Érase una vez, un audaz pastorcillo bregaba con denuedo en sus tareas. Gentil y servicial, atractivo y exquisito, bondadoso y progresista, se hacía llamar Pedro, y velaba sin descanso por el bienestar de su ganado. Protegía a su rebaño de la ultraderecha, con la misma destreza y eficiencia con que ya antes lo había protegido de la amnistía, los indultos y los chantajes del independentismo. Oh, Pedro. Pocas cosas se le resistían, porque para eso firmó, sin escribir, irresistibles manuales de resistencia [ándate con ojo, narrador, no quisiera acabar deduciendo que estás colando heterodoxas ironías].
Cuenta la leyenda que Pedro era, en todo, el 1 [cómo que “cuenta la leyenda”, agente de la fachosfera: los fact checkers más independientes del lugar han corroborado que estamos ante un hecho fehaciente]. Mis disculpas. Cuentan las crónicas verificadamente verificadoras, que pocos seres humanos han existido sobre la faz de la tierra con tantas indómitas facultades para el bien. Pedro era magnánimo y desprendido, justo y solidario, valiente y entregado. Entre todas sus innumerables virtudes, su vocación por la verdad ya era punto y aparte.
[Añade algo sobre la humildad de Pedro, porque se te olvida, y esos despistes no salen gratis. Hay gente que, por menos, forma parte de ese listado de indeseables que configura Óscar Puente desde su ministerio]. Cierto, la humildad. Pedro era humilde como pocos [“¿como pocos?”; corrige eso de inmediato: solo los reaccionarios pseudomedios podrían ningunear tal primacía, dando a entender que han existido seres de luz equiparables a nuestro Pedro]. Ok, voy. Pedro era el más humilde y dadivoso ser que jamás alcanzó a conocerse. Tras el intento de pucherazo en su propio partido… [otro bulo de la máquina del fango: la fachosidad habita incluso entre nuestras filas]. Perdón. Suprimo e inicio párrafo.

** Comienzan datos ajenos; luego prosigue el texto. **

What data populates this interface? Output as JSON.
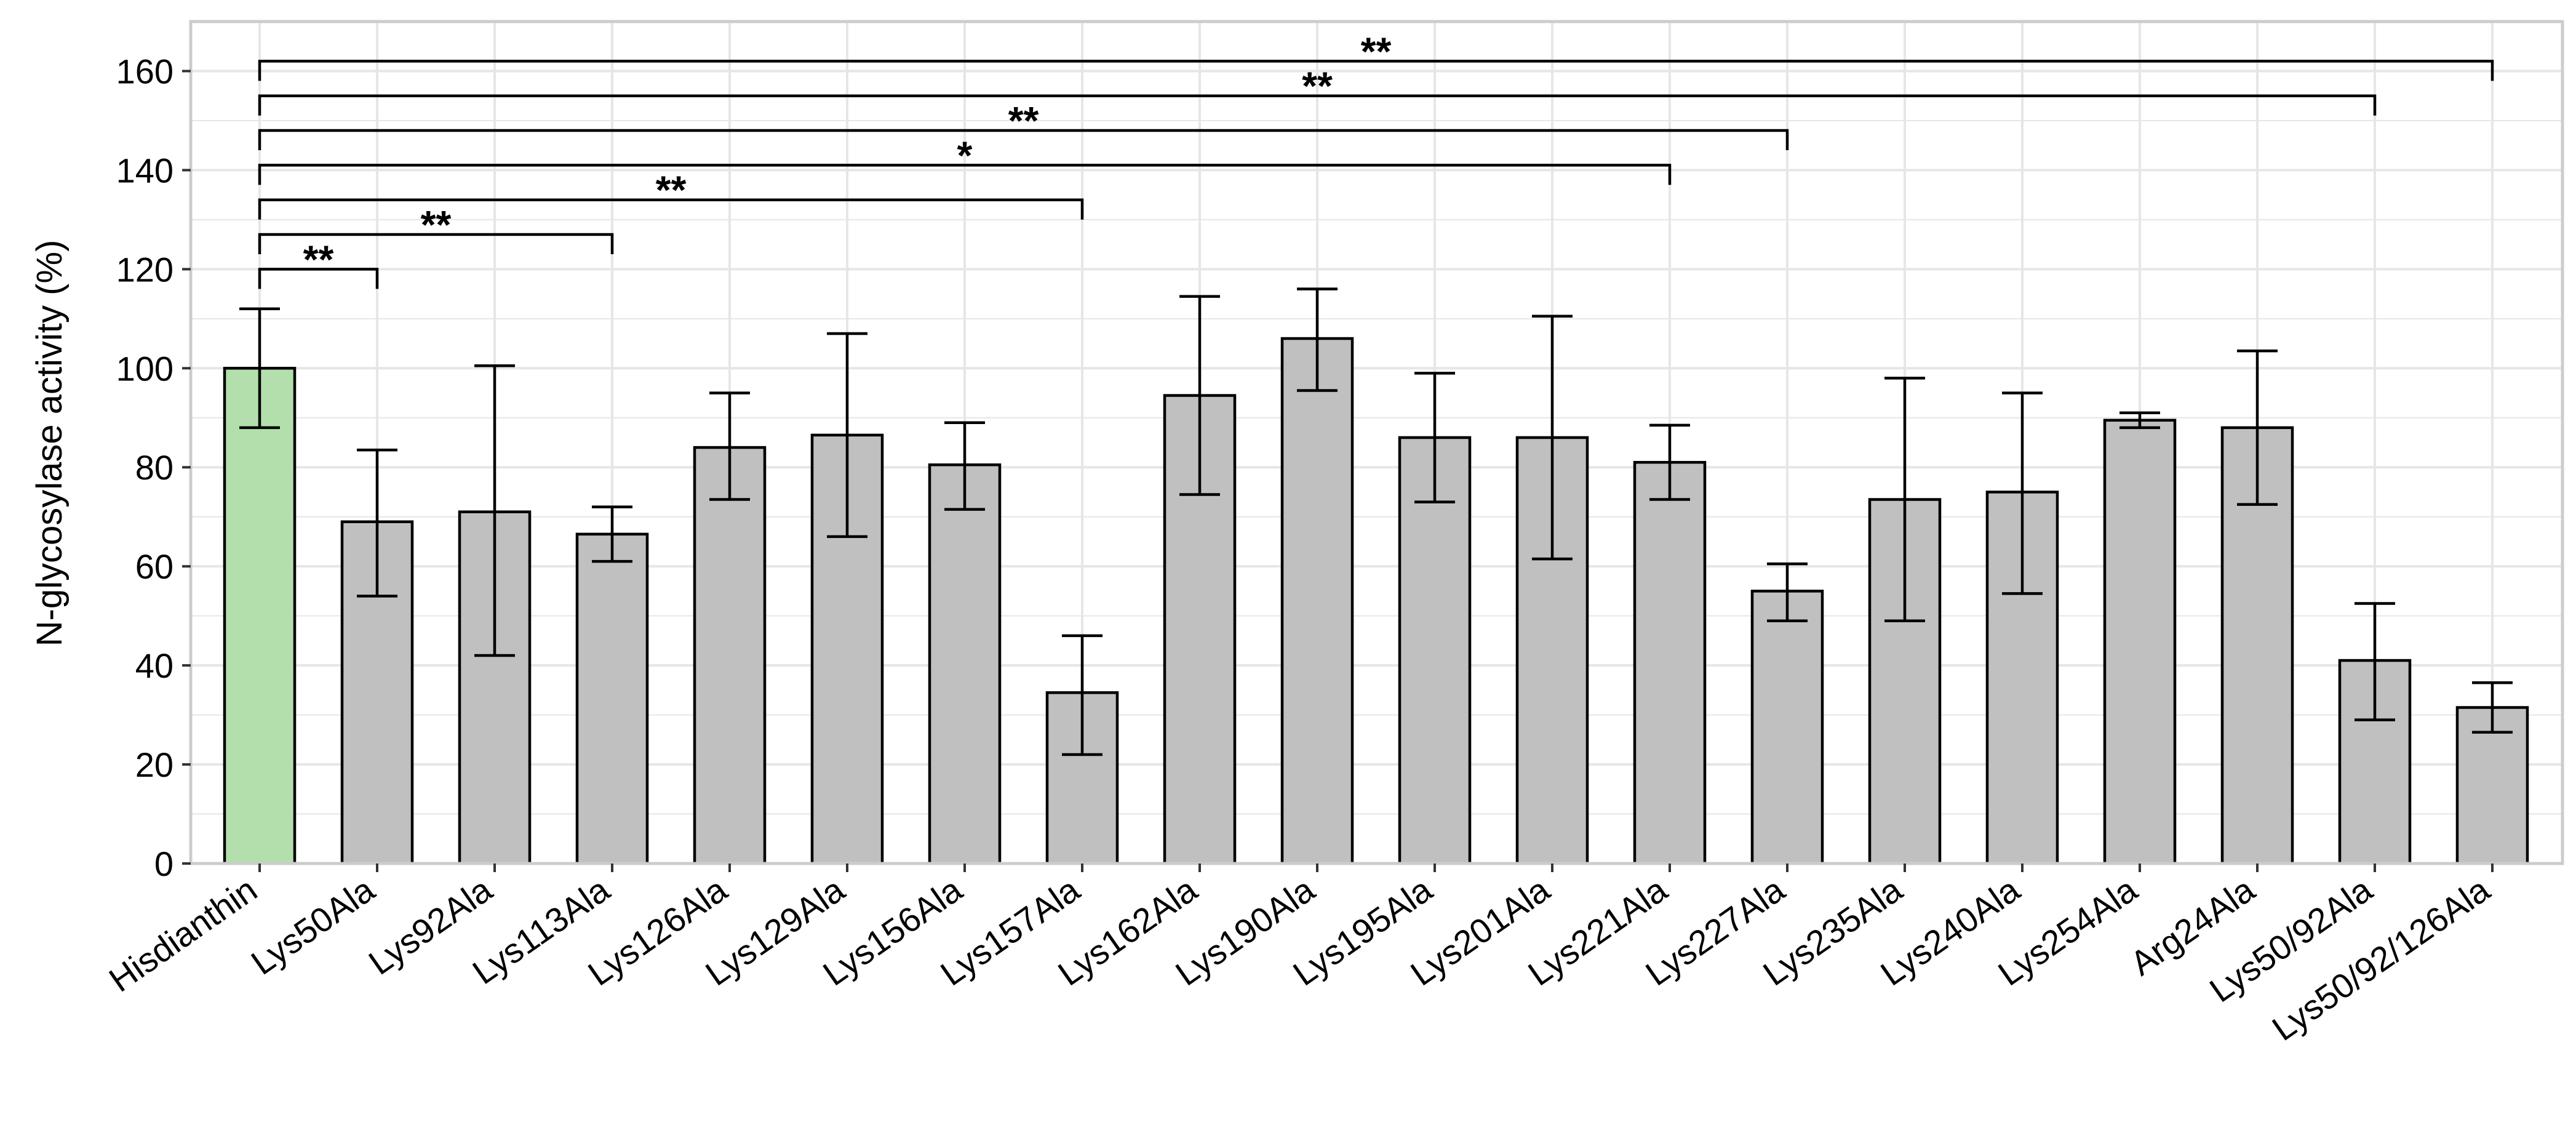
{
  "chart_data": {
    "type": "bar",
    "title": "",
    "xlabel": "",
    "ylabel": "N-glycosylase activity (%)",
    "ylim": [
      0,
      170
    ],
    "yticks": [
      0,
      20,
      40,
      60,
      80,
      100,
      120,
      140,
      160
    ],
    "grid": true,
    "categories": [
      "Hisdianthin",
      "Lys50Ala",
      "Lys92Ala",
      "Lys113Ala",
      "Lys126Ala",
      "Lys129Ala",
      "Lys156Ala",
      "Lys157Ala",
      "Lys162Ala",
      "Lys190Ala",
      "Lys195Ala",
      "Lys201Ala",
      "Lys221Ala",
      "Lys227Ala",
      "Lys235Ala",
      "Lys240Ala",
      "Lys254Ala",
      "Arg24Ala",
      "Lys50/92Ala",
      "Lys50/92/126Ala"
    ],
    "values": [
      100,
      69,
      71,
      66.5,
      84,
      86.5,
      80.5,
      34.5,
      94.5,
      106,
      86,
      86,
      81,
      55,
      73.5,
      75,
      89.5,
      88,
      41,
      31.5
    ],
    "error_upper": [
      112,
      83.5,
      100.5,
      72,
      95,
      107,
      89,
      46,
      114.5,
      116,
      99,
      110.5,
      88.5,
      60.5,
      98,
      95,
      91,
      103.5,
      52.5,
      36.5
    ],
    "error_lower": [
      88,
      54,
      42,
      61,
      73.5,
      66,
      71.5,
      22,
      74.5,
      95.5,
      73,
      61.5,
      73.5,
      49,
      49,
      54.5,
      88,
      72.5,
      29,
      26.5
    ],
    "colors": {
      "reference_bar": "#b2dfab",
      "mutant_bar": "#c0c0c0",
      "outline": "#000000",
      "grid": "#e6e6e6",
      "panel_border": "#cccccc"
    },
    "significance": [
      {
        "from": "Hisdianthin",
        "to": "Lys50Ala",
        "y": 120,
        "label": "**"
      },
      {
        "from": "Hisdianthin",
        "to": "Lys113Ala",
        "y": 127,
        "label": "**"
      },
      {
        "from": "Hisdianthin",
        "to": "Lys157Ala",
        "y": 134,
        "label": "**"
      },
      {
        "from": "Hisdianthin",
        "to": "Lys221Ala",
        "y": 141,
        "label": "*"
      },
      {
        "from": "Hisdianthin",
        "to": "Lys227Ala",
        "y": 148,
        "label": "**"
      },
      {
        "from": "Hisdianthin",
        "to": "Lys50/92Ala",
        "y": 155,
        "label": "**"
      },
      {
        "from": "Hisdianthin",
        "to": "Lys50/92/126Ala",
        "y": 162,
        "label": "**"
      }
    ]
  }
}
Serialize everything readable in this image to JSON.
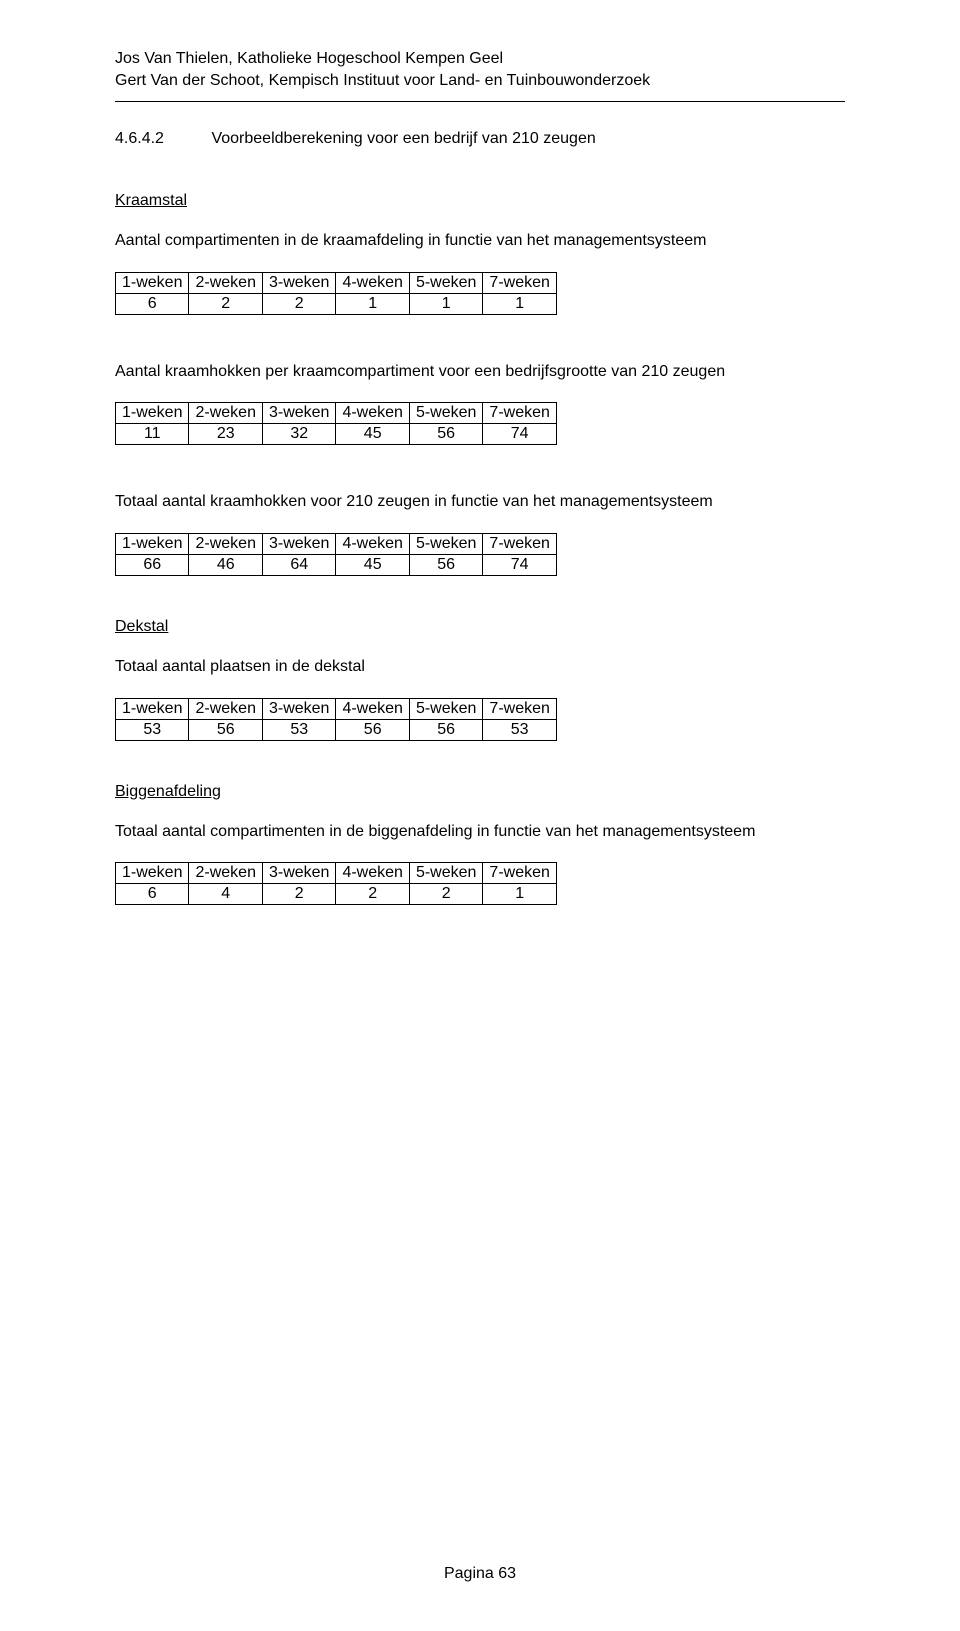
{
  "header": {
    "line1": "Jos Van Thielen, Katholieke Hogeschool Kempen Geel",
    "line2": "Gert Van der Schoot, Kempisch Instituut voor Land- en Tuinbouwonderzoek"
  },
  "section": {
    "number": "4.6.4.2",
    "title": "Voorbeeldberekening voor een bedrijf van 210 zeugen"
  },
  "kraamstal": {
    "heading": "Kraamstal",
    "table1": {
      "desc": "Aantal compartimenten in de kraamafdeling in functie van het managementsysteem",
      "columns": [
        "1-weken",
        "2-weken",
        "3-weken",
        "4-weken",
        "5-weken",
        "7-weken"
      ],
      "row": [
        "6",
        "2",
        "2",
        "1",
        "1",
        "1"
      ]
    },
    "table2": {
      "desc": "Aantal kraamhokken per kraamcompartiment voor een bedrijfsgrootte van 210 zeugen",
      "columns": [
        "1-weken",
        "2-weken",
        "3-weken",
        "4-weken",
        "5-weken",
        "7-weken"
      ],
      "row": [
        "11",
        "23",
        "32",
        "45",
        "56",
        "74"
      ]
    },
    "table3": {
      "desc": "Totaal aantal kraamhokken voor 210 zeugen in functie van het managementsysteem",
      "columns": [
        "1-weken",
        "2-weken",
        "3-weken",
        "4-weken",
        "5-weken",
        "7-weken"
      ],
      "row": [
        "66",
        "46",
        "64",
        "45",
        "56",
        "74"
      ]
    }
  },
  "dekstal": {
    "heading": "Dekstal",
    "table": {
      "desc": "Totaal aantal plaatsen in de dekstal",
      "columns": [
        "1-weken",
        "2-weken",
        "3-weken",
        "4-weken",
        "5-weken",
        "7-weken"
      ],
      "row": [
        "53",
        "56",
        "53",
        "56",
        "56",
        "53"
      ]
    }
  },
  "biggen": {
    "heading": "Biggenafdeling",
    "table": {
      "desc": "Totaal aantal compartimenten in de biggenafdeling in functie van het managementsysteem",
      "columns": [
        "1-weken",
        "2-weken",
        "3-weken",
        "4-weken",
        "5-weken",
        "7-weken"
      ],
      "row": [
        "6",
        "4",
        "2",
        "2",
        "2",
        "1"
      ]
    }
  },
  "footer": {
    "text": "Pagina 63"
  }
}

Allá por 2017, montose Pedro en un Peugeot, junto a otros tres estadistas sin igual: Ábalos, Cerdán y Koldo. En ese vehículo... [“paritario”, fachoso, di que ese viaje era “paritario”]. En ese vehículo desbordante de paridad, afloraba por doquier talento, mesura, resiliencia y búsqueda del bien común. Aquel trayecto desembocó, desbocado, en La Moncloa, propiciándose desde entonces un frondoso vergel de la gobernanza, donde frutos y conquistas aumentaron sin freno. Y así fueron pasando los años. Y el caso es que Pedro dijo muchas veces que venía el lobo, que venía el lobo, pero no advirtió que había llegado Lobato.
Los mensajes que Lobato llevó al notario acreditan que La Moncloa difundió información confidencial, buscando un rédito partidista: destruir a una adversaria política. Lobato no combatió las prácticas mafiosas de La Moncloa, de modo que su actuación nada tiene que ver con la heroicidad, y sí con la burda cobardía. A él le bastaba con que la mezquindad hubiese sido publicada en los medios, de manera que, cuando eso pasó, ya no tuvo inconveniente alguno en sermonear al respecto desde la Asamblea de Madrid. Sus escrúpulos morales no dieron para más [te permito esto porque Lobato ya es un apestado en nuestras siglas, pero hay cosillas en el párrafo que no me convencen].
Solo queda espacio para una rápida referencia al homérico papel de cierto periodismo [“perio… ¿qué?”, jajaja]. Cuando La Moncloa necesitó filtrar un documento secreto, allí estuvo raudo El Plural. Con El Plural, tan singular, pasa como con el silencio: basta invocar su nombre para que desaparezca… o se perciba el sinsentido de su denominación. Su entonces directora hoy ya tiene cargo en el Consejo de RTVE, porque su incontestable profesionalidad así lo requiere [¡¡¡te pillé, fascistón, menuda inventada!!!; has escrito frases sin creértelas, te vas a enterar: a Idafe vas].